Thomas John Fitzgerald, Analyst
I appreciate that, Pedro. That's really helpful color. And then just as a follow-up, would you mind reminding us where you are in your seat densification journey? Congrats on the nice results.
Pedro Heilbron, CEO
Yes, we are not as advanced as where we should have been right now, and that's because of the delivery delays, which have made us postpone a little bit. But we have, I think, a year to go.

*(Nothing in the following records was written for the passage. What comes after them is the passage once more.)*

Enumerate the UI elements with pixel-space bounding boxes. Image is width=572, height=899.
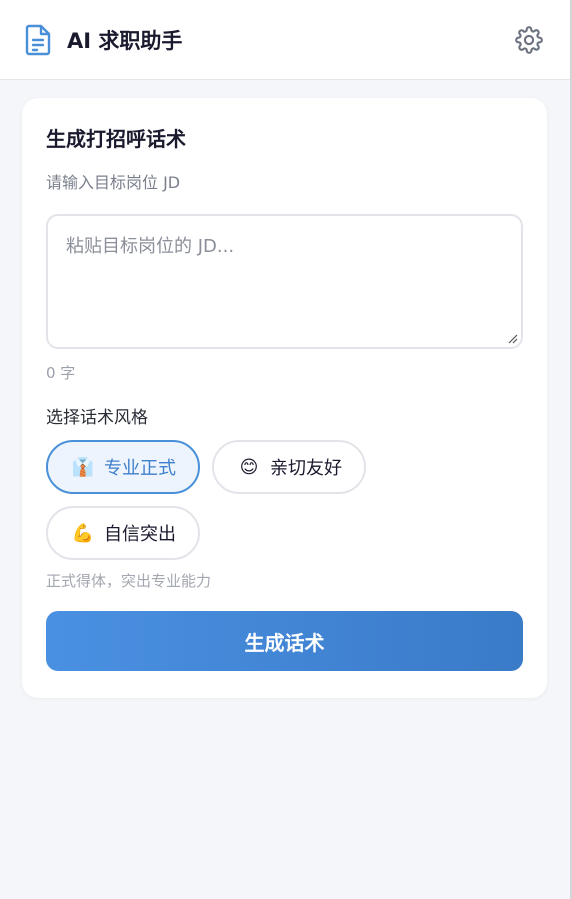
style-option-confident[interactable]: 💪 自信突出 — [46, 506, 200, 560]
resize-grip-icon[interactable] — [507, 333, 518, 344]
card-title: 生成打招呼话术 — [46, 127, 186, 151]
app-title: AI 求职助手 — [67, 28, 183, 53]
greeting-generator-card: 生成打招呼话术 请输入目标岗位 JD 0 字 选择话术风格 👔 专业正式 😊 亲… — [22, 98, 547, 698]
style-option-label: 自信突出 — [104, 524, 176, 545]
generate-button[interactable]: 生成话术 — [46, 611, 523, 671]
style-label: 选择话术风格 — [46, 408, 148, 428]
style-option-professional[interactable]: 👔 专业正式 — [46, 440, 200, 494]
style-options: 👔 专业正式 😊 亲切友好 💪 自信突出 — [46, 440, 523, 560]
app-header: AI 求职助手 — [0, 0, 572, 80]
style-description: 正式得体，突出专业能力 — [46, 572, 212, 590]
necktie-icon: 👔 — [71, 456, 95, 478]
gear-icon — [515, 25, 543, 54]
jd-input[interactable] — [48, 216, 521, 347]
document-icon — [24, 24, 52, 56]
flexed-biceps-icon: 💪 — [71, 522, 95, 544]
smiling-face-icon: 😊 — [239, 456, 259, 478]
jd-input-wrapper — [46, 214, 523, 349]
style-option-friendly[interactable]: 😊 亲切友好 — [212, 440, 366, 494]
char-count: 0 字 — [46, 364, 76, 382]
style-option-label: 专业正式 — [104, 458, 176, 479]
settings-button[interactable] — [514, 25, 544, 55]
style-option-label: 亲切友好 — [270, 458, 342, 479]
jd-label: 请输入目标岗位 JD — [46, 173, 181, 192]
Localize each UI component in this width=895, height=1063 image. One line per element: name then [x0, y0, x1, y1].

Out of our full fleet of 115 or so aircraft, we have 30 aircraft pending to take to 156 seats. So we have 30 aircraft pending in our densification project. And I should highlight that our densification project is not sacrificing any of the comfort product advantages we have. We're maintaining a full comfortable real business class with real business class seats of 16 passengers, we're maintaining our 4 rows of premium economy with 34 pitch and then the rest of the cabin with very comfortable seats that recline, headrest, and the whole thing. So we're not sacrificing that.
Operator, Operator
I am showing no further questions at this time. I would now like to turn it back to Pedro Heilbron for closing remarks.
Pedro Heilbron, CEO
Thank you, operator, and thank you, James. Thank you all for your questions and for participating in this call. We appreciate your continued interest and support, as always. And hopefully, very soon, we're going to be confirming an Investor Day date. It's going to be early, hopefully very early December in New York City. So stay tuned, and have a great day.
Operator, Operator
Thank you for participating in today's conference. This does conclude the program. You may now disconnect.